I've been reading a book of essay, Writers At The Movies (2000) edited by Jim Shepard, and if there a movie I haven't seen I will watch it before reading the essay. So the firs tone I hadn't seen was Samuel Beckett's Quadrat I and II (1981). It is a very obscure, abstract piece. I guess it doesn't surprise me that it comes from the mind of Beckett and Anne Carson's essay is hardly illuminating on the meaning of the short 24 minute film.
The second film that I hadn't seen was Buster Keaton's Sherlock Junior (1924), an entertaining silent film from one of the greatest comedians of film. It isn't surprising that post modern writer Robert Coover chose to write about this film. Keaton uses several postmodern or experimental cinematic techniques-for example, the last section of the film the protagonist (Keaton) in a dream enters into a film and solves a crime in the film. This idea was recreated by Woody Allen in The Purple Rose of Cairo.
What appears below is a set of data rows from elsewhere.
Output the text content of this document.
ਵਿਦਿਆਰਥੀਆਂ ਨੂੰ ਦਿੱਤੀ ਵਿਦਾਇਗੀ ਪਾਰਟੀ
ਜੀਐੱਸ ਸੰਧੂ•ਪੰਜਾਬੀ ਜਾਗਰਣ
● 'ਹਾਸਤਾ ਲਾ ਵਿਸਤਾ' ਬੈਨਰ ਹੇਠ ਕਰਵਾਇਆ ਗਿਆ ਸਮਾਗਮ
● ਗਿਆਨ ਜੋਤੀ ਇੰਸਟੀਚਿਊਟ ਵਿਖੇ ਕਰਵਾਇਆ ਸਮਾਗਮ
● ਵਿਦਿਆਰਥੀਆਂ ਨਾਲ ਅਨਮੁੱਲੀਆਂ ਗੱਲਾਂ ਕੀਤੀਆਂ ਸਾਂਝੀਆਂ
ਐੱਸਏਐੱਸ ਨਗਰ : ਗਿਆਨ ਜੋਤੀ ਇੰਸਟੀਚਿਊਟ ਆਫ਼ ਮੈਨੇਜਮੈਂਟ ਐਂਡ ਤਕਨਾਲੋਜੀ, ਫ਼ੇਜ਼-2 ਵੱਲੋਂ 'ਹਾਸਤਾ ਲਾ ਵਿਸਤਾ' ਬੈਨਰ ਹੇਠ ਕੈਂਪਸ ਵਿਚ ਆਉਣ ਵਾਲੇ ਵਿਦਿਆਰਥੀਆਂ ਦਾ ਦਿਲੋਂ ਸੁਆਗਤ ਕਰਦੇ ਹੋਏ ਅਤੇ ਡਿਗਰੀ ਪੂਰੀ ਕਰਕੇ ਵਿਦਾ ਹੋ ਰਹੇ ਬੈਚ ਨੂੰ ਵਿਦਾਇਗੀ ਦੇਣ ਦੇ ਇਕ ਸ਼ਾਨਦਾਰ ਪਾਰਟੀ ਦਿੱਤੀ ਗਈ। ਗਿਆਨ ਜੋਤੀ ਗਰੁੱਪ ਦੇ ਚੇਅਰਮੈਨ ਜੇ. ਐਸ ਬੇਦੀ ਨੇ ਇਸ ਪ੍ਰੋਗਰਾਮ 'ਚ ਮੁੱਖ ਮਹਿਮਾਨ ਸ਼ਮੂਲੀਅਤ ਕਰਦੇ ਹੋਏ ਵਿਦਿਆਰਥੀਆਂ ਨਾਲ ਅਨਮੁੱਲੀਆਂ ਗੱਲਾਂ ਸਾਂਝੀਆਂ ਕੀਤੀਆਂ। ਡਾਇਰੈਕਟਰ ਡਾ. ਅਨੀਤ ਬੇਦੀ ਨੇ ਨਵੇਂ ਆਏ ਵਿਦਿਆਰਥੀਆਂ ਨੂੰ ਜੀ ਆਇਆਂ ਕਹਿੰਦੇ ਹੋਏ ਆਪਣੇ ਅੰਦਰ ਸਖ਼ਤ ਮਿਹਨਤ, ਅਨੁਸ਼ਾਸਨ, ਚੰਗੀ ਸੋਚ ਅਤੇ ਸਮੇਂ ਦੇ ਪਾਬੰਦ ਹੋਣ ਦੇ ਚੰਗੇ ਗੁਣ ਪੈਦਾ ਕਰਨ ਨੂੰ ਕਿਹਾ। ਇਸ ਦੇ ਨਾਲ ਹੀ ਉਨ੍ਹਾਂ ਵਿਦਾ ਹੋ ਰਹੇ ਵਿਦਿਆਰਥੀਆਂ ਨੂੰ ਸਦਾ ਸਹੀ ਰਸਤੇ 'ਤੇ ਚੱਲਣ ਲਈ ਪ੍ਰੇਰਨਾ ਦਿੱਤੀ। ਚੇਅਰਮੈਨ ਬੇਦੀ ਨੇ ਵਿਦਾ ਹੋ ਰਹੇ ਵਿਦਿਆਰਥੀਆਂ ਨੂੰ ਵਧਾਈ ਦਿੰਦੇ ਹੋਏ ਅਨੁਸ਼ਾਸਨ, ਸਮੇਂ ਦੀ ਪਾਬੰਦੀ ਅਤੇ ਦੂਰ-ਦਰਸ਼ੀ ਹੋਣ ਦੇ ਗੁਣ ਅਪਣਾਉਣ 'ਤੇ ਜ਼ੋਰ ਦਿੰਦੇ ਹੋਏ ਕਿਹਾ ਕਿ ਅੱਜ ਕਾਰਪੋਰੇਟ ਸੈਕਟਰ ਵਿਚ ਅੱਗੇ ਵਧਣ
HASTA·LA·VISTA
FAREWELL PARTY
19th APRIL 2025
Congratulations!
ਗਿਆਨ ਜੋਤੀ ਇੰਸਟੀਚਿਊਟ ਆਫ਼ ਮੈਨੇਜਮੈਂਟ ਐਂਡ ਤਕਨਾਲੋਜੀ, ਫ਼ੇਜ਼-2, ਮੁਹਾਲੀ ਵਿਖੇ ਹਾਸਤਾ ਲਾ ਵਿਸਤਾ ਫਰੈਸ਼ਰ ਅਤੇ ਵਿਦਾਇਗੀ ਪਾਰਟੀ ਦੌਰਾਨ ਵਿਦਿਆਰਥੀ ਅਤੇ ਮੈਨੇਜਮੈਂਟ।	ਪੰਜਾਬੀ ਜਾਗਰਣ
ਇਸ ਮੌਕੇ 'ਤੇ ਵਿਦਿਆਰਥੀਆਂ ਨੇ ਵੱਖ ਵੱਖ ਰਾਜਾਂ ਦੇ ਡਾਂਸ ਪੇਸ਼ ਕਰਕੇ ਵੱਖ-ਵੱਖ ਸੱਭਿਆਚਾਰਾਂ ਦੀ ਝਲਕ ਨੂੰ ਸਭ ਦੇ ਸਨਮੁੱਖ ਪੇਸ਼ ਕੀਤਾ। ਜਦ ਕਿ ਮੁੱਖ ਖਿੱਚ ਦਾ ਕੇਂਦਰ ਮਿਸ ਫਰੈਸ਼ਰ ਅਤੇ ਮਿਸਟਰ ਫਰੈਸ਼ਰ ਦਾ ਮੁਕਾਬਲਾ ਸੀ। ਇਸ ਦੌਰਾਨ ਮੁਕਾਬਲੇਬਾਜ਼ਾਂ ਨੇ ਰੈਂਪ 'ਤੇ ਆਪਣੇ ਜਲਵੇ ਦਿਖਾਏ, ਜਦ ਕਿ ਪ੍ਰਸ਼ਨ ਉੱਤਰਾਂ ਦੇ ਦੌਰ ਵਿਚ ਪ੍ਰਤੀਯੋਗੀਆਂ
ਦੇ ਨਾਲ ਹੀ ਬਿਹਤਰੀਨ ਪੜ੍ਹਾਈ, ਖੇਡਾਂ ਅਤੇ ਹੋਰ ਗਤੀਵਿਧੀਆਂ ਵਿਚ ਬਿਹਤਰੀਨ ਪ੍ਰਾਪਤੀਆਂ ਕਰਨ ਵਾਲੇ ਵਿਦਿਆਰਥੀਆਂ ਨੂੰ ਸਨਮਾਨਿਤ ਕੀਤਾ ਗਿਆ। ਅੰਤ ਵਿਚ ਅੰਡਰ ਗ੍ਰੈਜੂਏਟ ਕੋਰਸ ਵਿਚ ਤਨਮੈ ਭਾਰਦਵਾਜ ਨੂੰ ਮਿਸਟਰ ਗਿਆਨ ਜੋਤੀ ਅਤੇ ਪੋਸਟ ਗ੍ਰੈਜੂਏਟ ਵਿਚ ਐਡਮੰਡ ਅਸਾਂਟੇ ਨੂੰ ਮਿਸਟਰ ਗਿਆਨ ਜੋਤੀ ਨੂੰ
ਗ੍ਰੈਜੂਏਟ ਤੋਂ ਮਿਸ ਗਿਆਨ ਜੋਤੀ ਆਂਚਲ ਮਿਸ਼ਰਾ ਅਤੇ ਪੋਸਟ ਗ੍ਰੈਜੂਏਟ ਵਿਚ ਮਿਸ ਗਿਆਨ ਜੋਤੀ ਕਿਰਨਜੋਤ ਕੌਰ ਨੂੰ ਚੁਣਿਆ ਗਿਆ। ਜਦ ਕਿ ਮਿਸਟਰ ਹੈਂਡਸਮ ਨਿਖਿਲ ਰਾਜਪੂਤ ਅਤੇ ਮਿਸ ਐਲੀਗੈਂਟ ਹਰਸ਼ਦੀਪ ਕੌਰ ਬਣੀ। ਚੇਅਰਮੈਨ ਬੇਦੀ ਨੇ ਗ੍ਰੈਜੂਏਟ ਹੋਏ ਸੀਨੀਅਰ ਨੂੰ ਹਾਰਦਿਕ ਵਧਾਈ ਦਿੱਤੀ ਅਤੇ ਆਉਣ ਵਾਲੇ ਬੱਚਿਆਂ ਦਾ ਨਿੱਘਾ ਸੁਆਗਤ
Next up was Fredrick Wiseman's documentary, Titcut Follies (1967), disturbing portrait of the Massachusetts Correctional Institution Bridgewater. which was written about by Stephen Dobyns. It not so much the inmates who are frightening-although some of them are no doubt troubled, but rather the doctors, guards, and staff are the truly frightening people. Their inhumane treatment of the inmates is uncomfortable to watch. I have seen Wiseman's recent documentary At Berkeley and this was his first and think it is quite striking-the story behind the film is also quite interesting. Dobyns had interviewed Wiseman and talked about how the film was held from release for two years by the public authorities saying that it was a violation of the inmates rights. So far this was one of the most interesting essays in the collection.